Can we create a safer online space? Let’s look to the new Online Criminal Harms Bill  

We want safer online spaces for Singaporeans during this increasingly digital age. 

Especially since there were over 10,000 scam cases locally in 2022. Victims lost over $300 million in total. 

So, safer shopping online, more security against scams and overall swifter action against cybercriminal activities feature in the Online Criminal Harms Bill passed in Parliament today (Jul 5). 

“The bill makes special provisions for scams and malicious cyber activities,” noted Second Minister for Home Affairs Josephine Teo. 

“Such activities tend to unfold with great speed and skill. They inflict great harm on the victims, not just in terms of financial losses. The threshold to issue directions should therefore be lower than for other specified criminal offences,” she added.  

How does the Online Criminal Harms Bill make a difference? 

Briefly, the Bill works like this: 

Its Government Directions make online service providers take down suspiciously criminal content and accounts like the ones for scams and voyuerism mentioned here.  

“A Stop Communication Direction may be issued to someone who posts text or images inciting violence against people of a certain race,” added Minister Teo. 

Source: MCI 

Online service providers must also follow the Codes of Practice set out for preventing and answering online harms. These Codes will be updated for new threats and technologies. 

“We have decided to involve online service providers in crime prevention, because they have much more knowledge about what is happening on their platforms,” said Minister Teo. 

This is especially since online services can immediately access the relevant data and analytics. 

Additionally, the Police will have more power to deal with online crime.   

They can direct a social media service provider to disable a suspicious account — this proactively prevents the suspicious account from reaching Singaporeans. 

Melvin Yong, Yip Hong Weng and Murali Pillai ask key questions 

And there to make sure this Online Criminal Harms Bill is comprehensive and makes a positive difference?  

Our MPs asking pertinent questions on criminal liability, fair investigation and non-compliance by foreign online stakeholders. 
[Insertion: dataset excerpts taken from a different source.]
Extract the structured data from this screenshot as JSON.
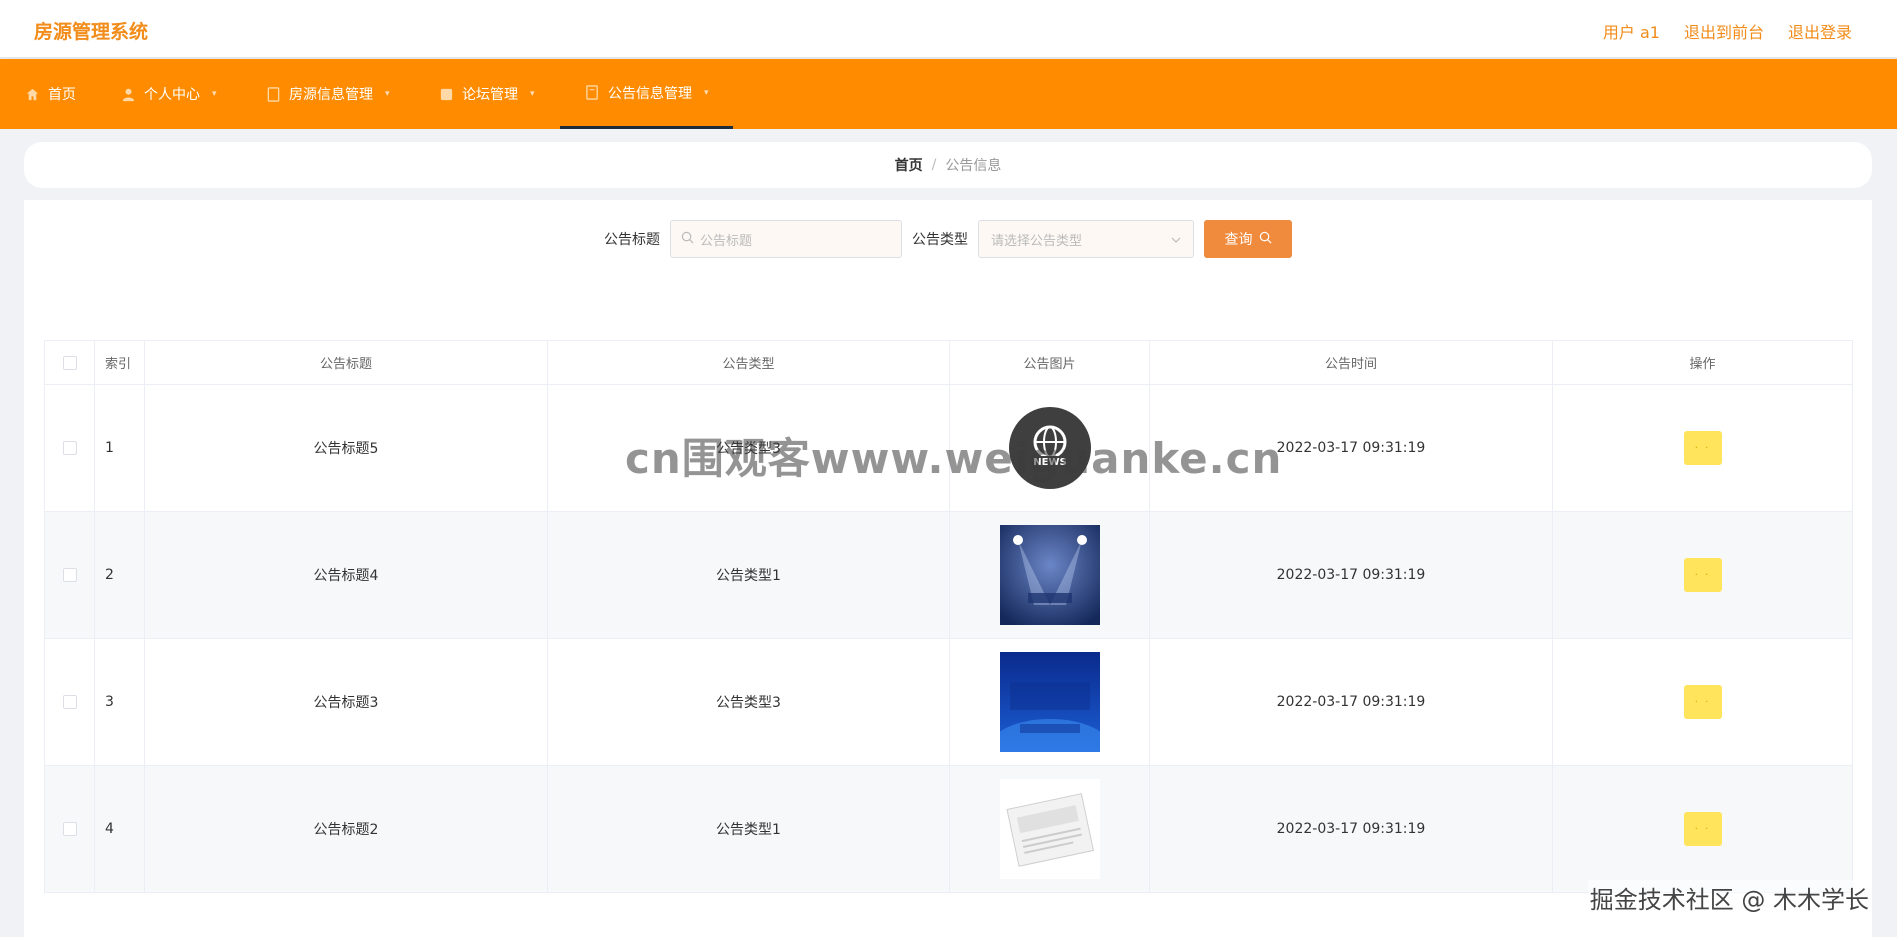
{
  "app": {
    "title": "房源管理系统"
  },
  "top_links": {
    "user": "用户 a1",
    "frontend": "退出到前台",
    "logout": "退出登录"
  },
  "nav": [
    {
      "label": "首页",
      "icon": "home-icon"
    },
    {
      "label": "个人中心",
      "icon": "user-icon"
    },
    {
      "label": "房源信息管理",
      "icon": "document-icon"
    },
    {
      "label": "论坛管理",
      "icon": "forum-icon"
    },
    {
      "label": "公告信息管理",
      "icon": "notice-icon"
    }
  ],
  "breadcrumb": {
    "home": "首页",
    "separator": "/",
    "current": "公告信息"
  },
  "search": {
    "title_label": "公告标题",
    "title_placeholder": "公告标题",
    "type_label": "公告类型",
    "type_placeholder": "请选择公告类型",
    "button": "查询"
  },
  "table": {
    "headers": [
      "索引",
      "公告标题",
      "公告类型",
      "公告图片",
      "公告时间",
      "操作"
    ],
    "rows": [
      {
        "index": "1",
        "title": "公告标题5",
        "type": "公告类型3",
        "image": "news-globe-icon",
        "time": "2022-03-17 09:31:19"
      },
      {
        "index": "2",
        "title": "公告标题4",
        "type": "公告类型1",
        "image": "news-broadcast-image",
        "time": "2022-03-17 09:31:19"
      },
      {
        "index": "3",
        "title": "公告标题3",
        "type": "公告类型3",
        "image": "political-news-image",
        "time": "2022-03-17 09:31:19"
      },
      {
        "index": "4",
        "title": "公告标题2",
        "type": "公告类型1",
        "image": "newspaper-image",
        "time": "2022-03-17 09:31:19"
      }
    ],
    "op_label": "· ·"
  },
  "overlay": {
    "watermark": "cn围观客www.weiguanke.cn",
    "credit": "掘金技术社区 @ 木木学长"
  },
  "colors": {
    "accent": "#ff8c00",
    "title": "#f28c1a",
    "button": "#f08a3c",
    "op_button": "#ffe45c"
  }
}
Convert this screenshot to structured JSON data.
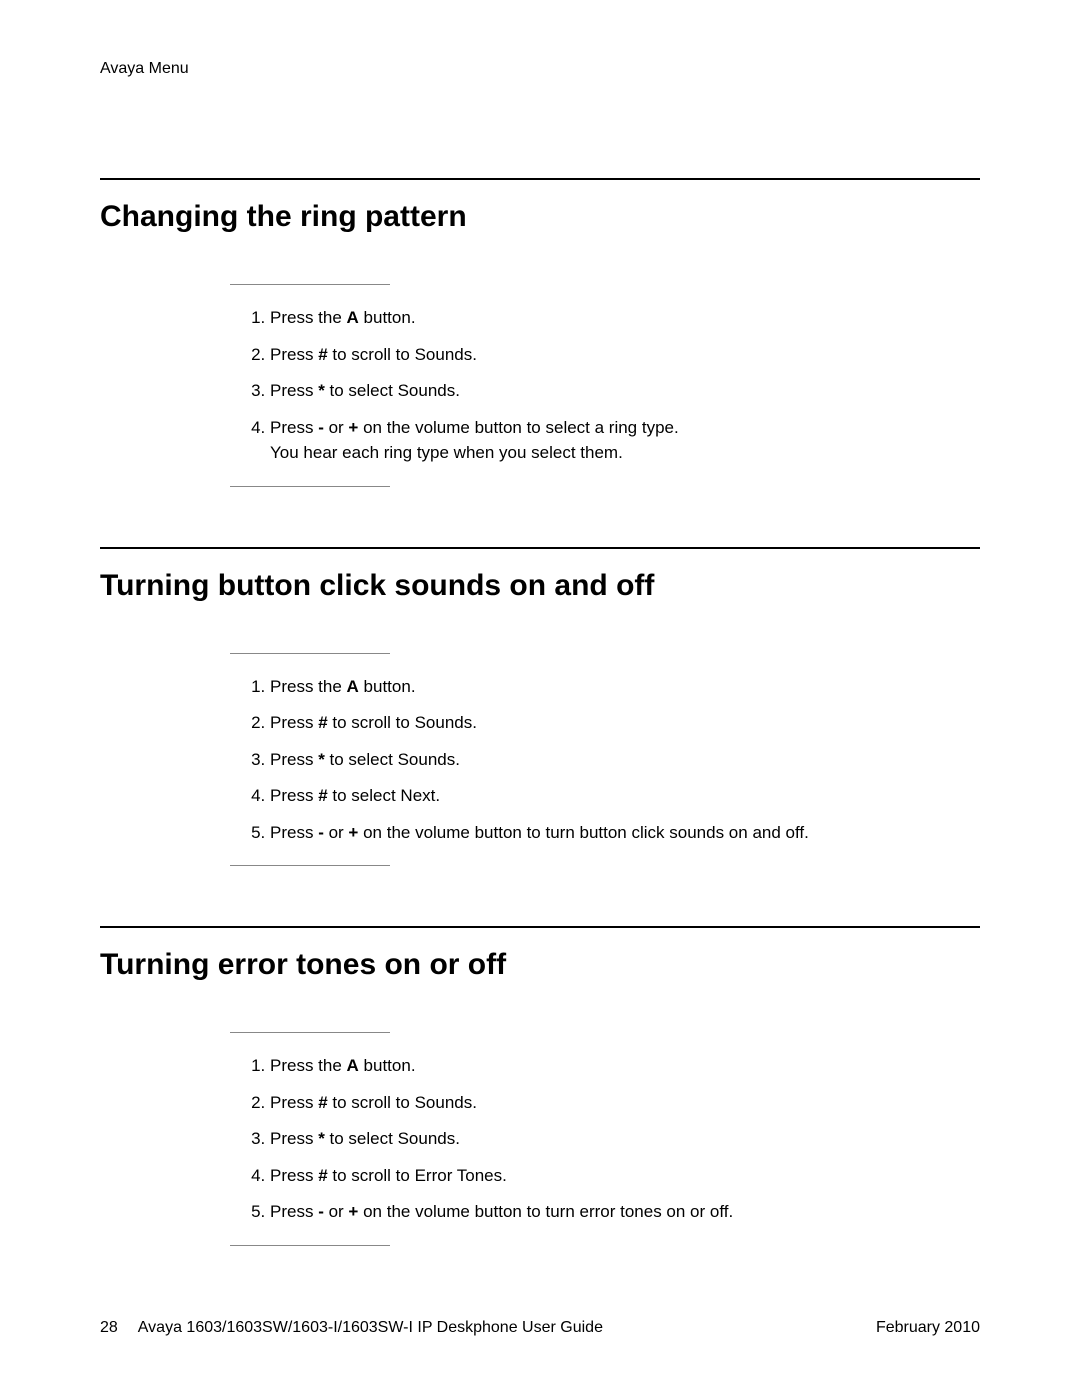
{
  "header": "Avaya Menu",
  "sections": [
    {
      "title": "Changing the ring pattern",
      "steps": [
        {
          "pre": "Press the ",
          "bold": "A",
          "post": " button."
        },
        {
          "pre": "Press ",
          "bold": "#",
          "post": " to scroll to Sounds."
        },
        {
          "pre": "Press ",
          "bold": "*",
          "post": " to select Sounds."
        },
        {
          "pre": "Press ",
          "bold": "-",
          "mid": " or ",
          "bold2": "+",
          "post": " on the volume button to select a ring type.",
          "cont": "You hear each ring type when you select them."
        }
      ]
    },
    {
      "title": "Turning button click sounds on and off",
      "steps": [
        {
          "pre": "Press the ",
          "bold": "A",
          "post": " button."
        },
        {
          "pre": "Press ",
          "bold": "#",
          "post": " to scroll to Sounds."
        },
        {
          "pre": "Press ",
          "bold": "*",
          "post": " to select Sounds."
        },
        {
          "pre": "Press ",
          "bold": "#",
          "post": " to select Next."
        },
        {
          "pre": "Press ",
          "bold": "-",
          "mid": " or ",
          "bold2": "+",
          "post": " on the volume button to turn button click sounds on and off."
        }
      ]
    },
    {
      "title": "Turning error tones on or off",
      "steps": [
        {
          "pre": "Press the ",
          "bold": "A",
          "post": " button."
        },
        {
          "pre": "Press ",
          "bold": "#",
          "post": " to scroll to Sounds."
        },
        {
          "pre": "Press ",
          "bold": "*",
          "post": " to select Sounds."
        },
        {
          "pre": "Press ",
          "bold": "#",
          "post": " to scroll to Error Tones."
        },
        {
          "pre": "Press ",
          "bold": "-",
          "mid": " or ",
          "bold2": "+",
          "post": " on the volume button to turn error tones on or off."
        }
      ]
    }
  ],
  "footer": {
    "page": "28",
    "title": "Avaya 1603/1603SW/1603-I/1603SW-I IP Deskphone User Guide",
    "date": "February 2010"
  }
}
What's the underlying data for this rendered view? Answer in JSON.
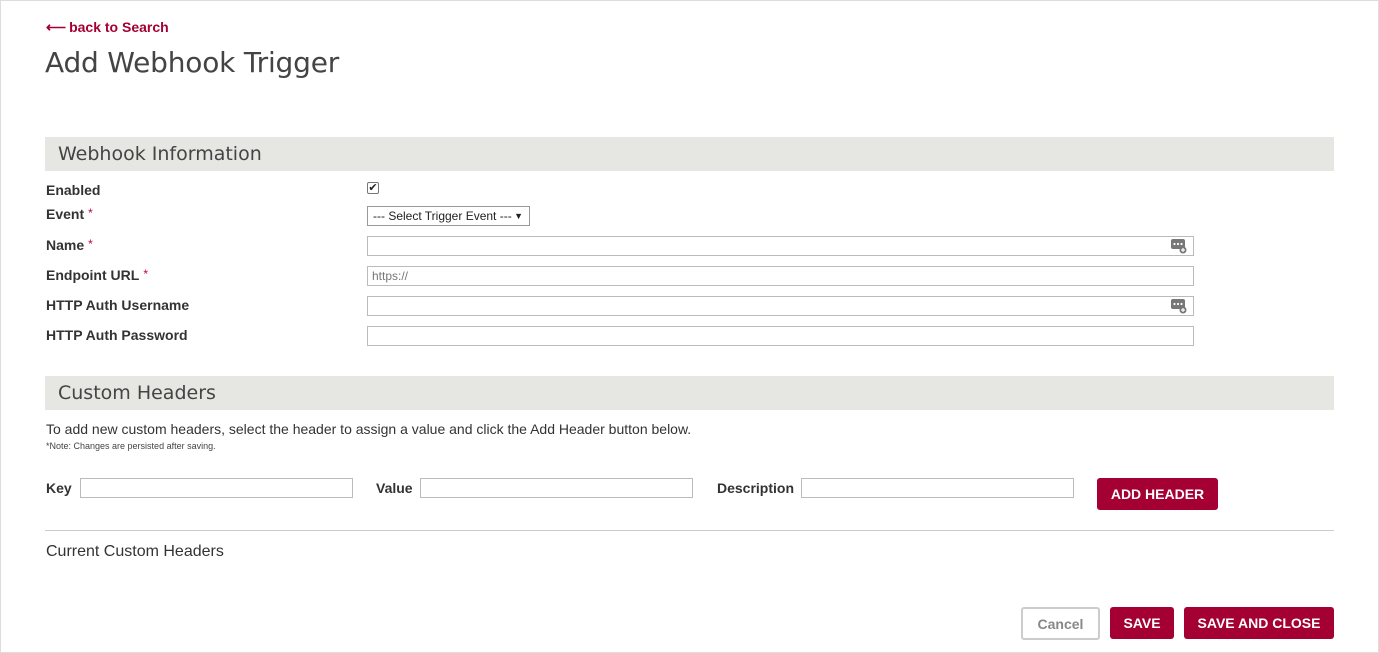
{
  "nav": {
    "back_arrow": "⟵",
    "back_label": "back to Search"
  },
  "page": {
    "title": "Add Webhook Trigger"
  },
  "webhook_info": {
    "section_title": "Webhook Information",
    "required_mark": "*",
    "enabled_label": "Enabled",
    "enabled_checked": true,
    "event_label": "Event",
    "event_selected": "--- Select Trigger Event ---",
    "name_label": "Name",
    "name_value": "",
    "endpoint_label": "Endpoint URL",
    "endpoint_placeholder": "https://",
    "username_label": "HTTP Auth Username",
    "username_value": "",
    "password_label": "HTTP Auth Password",
    "password_value": ""
  },
  "custom_headers": {
    "section_title": "Custom Headers",
    "description": "To add new custom headers, select the header to assign a value and click the Add Header button below.",
    "note": "*Note: Changes are persisted after saving.",
    "key_label": "Key",
    "value_label": "Value",
    "description_label": "Description",
    "add_button": "ADD HEADER",
    "current_title": "Current Custom Headers"
  },
  "footer": {
    "cancel": "Cancel",
    "save": "SAVE",
    "save_close": "SAVE AND CLOSE"
  },
  "colors": {
    "accent": "#a50034",
    "section_bg": "#e6e6e3"
  }
}
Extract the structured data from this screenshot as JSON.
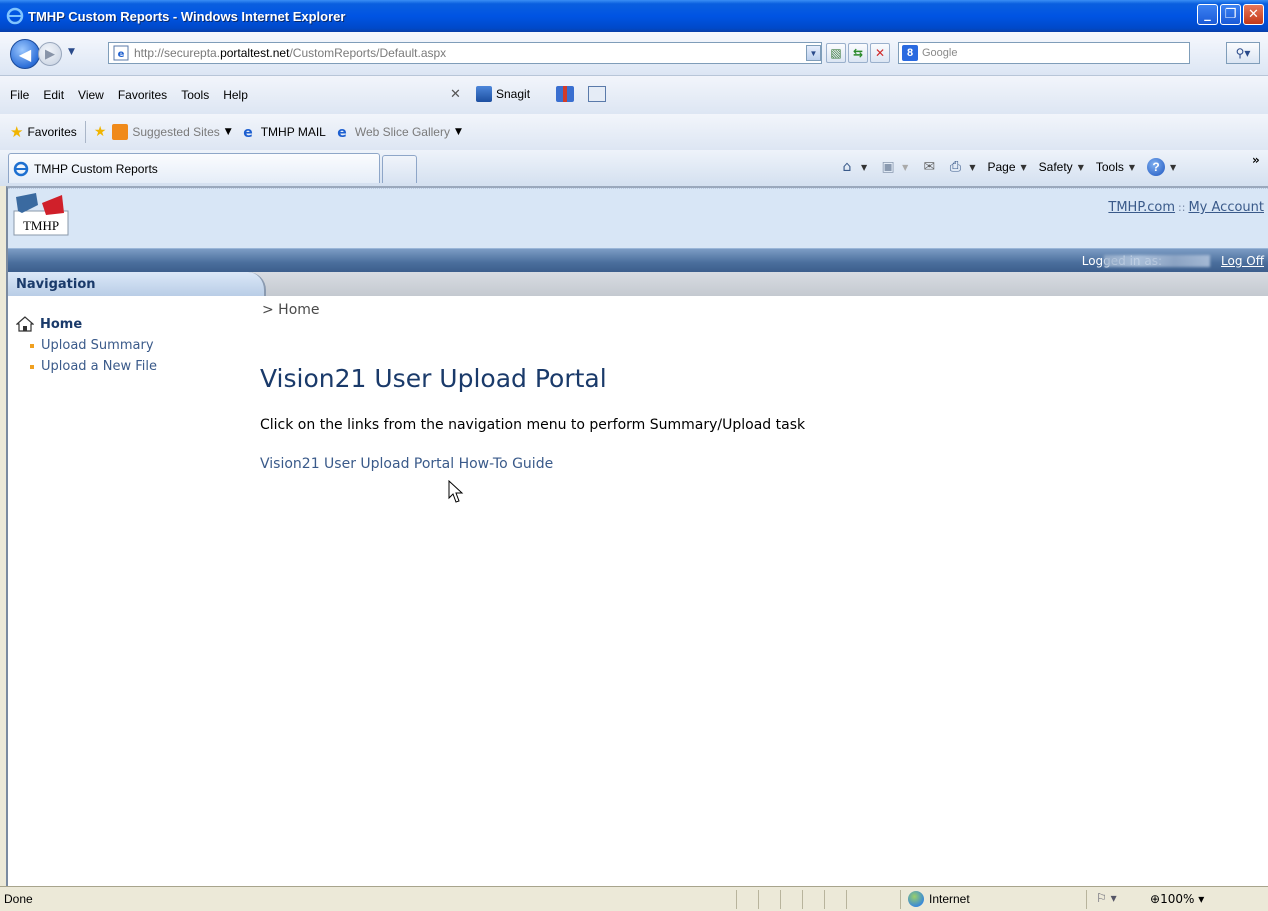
{
  "window": {
    "title": "TMHP Custom Reports - Windows Internet Explorer",
    "buttons": {
      "minimize": "_",
      "restore": "❐",
      "close": "✕"
    }
  },
  "address_bar": {
    "url_prefix": "http://securepta.",
    "url_domain": "portaltest.net",
    "url_path": "/CustomReports/Default.aspx",
    "search_provider_icon": "8",
    "search_placeholder": "Google"
  },
  "menu": [
    "File",
    "Edit",
    "View",
    "Favorites",
    "Tools",
    "Help"
  ],
  "snagit_label": "Snagit",
  "favorites": {
    "label": "Favorites",
    "items": [
      {
        "label": "Suggested Sites",
        "has_dropdown": true
      },
      {
        "label": "TMHP MAIL",
        "has_dropdown": false
      },
      {
        "label": "Web Slice Gallery",
        "has_dropdown": true
      }
    ]
  },
  "tab": {
    "title": "TMHP Custom Reports"
  },
  "command_bar": {
    "page": "Page",
    "safety": "Safety",
    "tools": "Tools",
    "help": "?"
  },
  "site": {
    "logo_text": "TMHP",
    "links": {
      "tmhp": "TMHP.com",
      "separator": "::",
      "account": "My Account"
    },
    "logged_in_label": "Logged in as:",
    "logoff": "Log Off",
    "nav_heading": "Navigation",
    "nav": {
      "home": "Home",
      "items": [
        "Upload Summary",
        "Upload a New File"
      ]
    },
    "breadcrumb": "> Home",
    "title": "Vision21 User Upload Portal",
    "intro": "Click on the links from the navigation menu to perform Summary/Upload task",
    "guide_link": "Vision21 User Upload Portal How-To Guide"
  },
  "status_bar": {
    "status": "Done",
    "zone": "Internet",
    "zoom": "100%"
  },
  "colors": {
    "title_blue": "#0054e3",
    "header_bg": "#d8e6f6",
    "user_bar": "#4a6e9c",
    "link": "#3a5a8a",
    "heading": "#1a3a6a",
    "bullet": "#f0a020"
  }
}
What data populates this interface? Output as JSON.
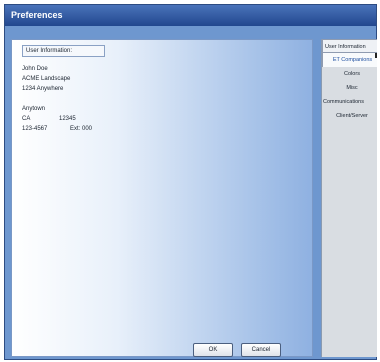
{
  "window": {
    "title": "Preferences"
  },
  "panel": {
    "section_label": "User Information:",
    "name": "John Doe",
    "company": "ACME Landscape",
    "address": "1234 Anywhere",
    "city": "Anytown",
    "state": "CA",
    "zip": "12345",
    "phone": "123-4567",
    "ext": "Ext: 000"
  },
  "buttons": {
    "ok": "OK",
    "cancel": "Cancel"
  },
  "tabs": [
    {
      "label": "User Information"
    },
    {
      "label": "ET Companions"
    },
    {
      "label": "Colors"
    },
    {
      "label": "Misc"
    },
    {
      "label": "Communications"
    },
    {
      "label": "Client/Server"
    }
  ]
}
Like MP Melvin Yong (Radin Mas SMC), who is also President of the Consumers Association of Singapore (CASE), asking about holding the key executives of e-commerce platforms criminally liable for offences if “they direct their firms not to comply, or to partially comply with the Directions issued.”  

Source: MCI 

“We want the executives of online platforms to take online harms seriously and to comply with the directions. But this does not mean that they have to be personally liable for non-compliance,” said Minister Teo. 

“There are more effective measures such as access blocking,” shared Minister Teo about the importance of accountability.  

“I don’t think any executive in his or her right mind would find it easy to explain to their colleagues why, because of non-compliance, access has been blocked.” 

“Extradition can be undertaken in respect of the individuals carrying out the underlying specified offences in accordance with the Extradition Act,” she added about personal accountability. 

In fact, this idea of bad actors from overseas impelled MP Yip Hong Weng’s (Yio Chu Kang SMC) questioning. 

“Why should the creators of such sites who are based overseas comply with such directions? What penalties do they face and what alternatives do we have, if they refuse?” he asked. 

Source: MCI 

“There are further steps that we can take. First, we can prosecute for non-compliance where possible. Second, the bill allows the competent authority to issue orders to restrict access to the non-compliant online service to prevent the criminal activity and content from being accessed by persons in Singapore,” said Minister Teo on this challenge which many countries also face.  

She gave reassurance too that these levers will be used judiciously and only when necessary. 

And MP Murali Pillai (Bukit Batok SMC), who chairs the Government Parliamentary Committee (GPC) for Home Affairs and Law, was concerned about how the Bill would actually work day-to-day.   

“My preference is for the ‘competent authority’ to be structurally separated from the investigation arm of an enforcement agency,” he said, referring to the body which will enforce the Act once it comes into place as well delineate the Codes of Practice mentioned earlier.  

Source: MCI 

“This will prevent any conflict in the dual roles contemplated for the authority,” he added, noting that this would let online service providers provide information in good faith rather fear it being used against them.   

“This will indeed be our approach,” said Minister Teo. 

“The competent authority will be sited within the Singapore Police Force and will be structurally separate from the police units that perform investigative functions and building up the competent authorities office.”  

“The appointment of authorised officers by the Minister will take into account the expertise and relationships required to effectively administer the bill,” she further detailed. 

All this care, and indeed all our efforts here — the Bill drafting, the questioning, and the adding to Singapore’s other laws for safe online spaces do make two connected facts clear: We know that cyberspace can be dangerous — and so we are constantly cleaning it up for Singaporeans.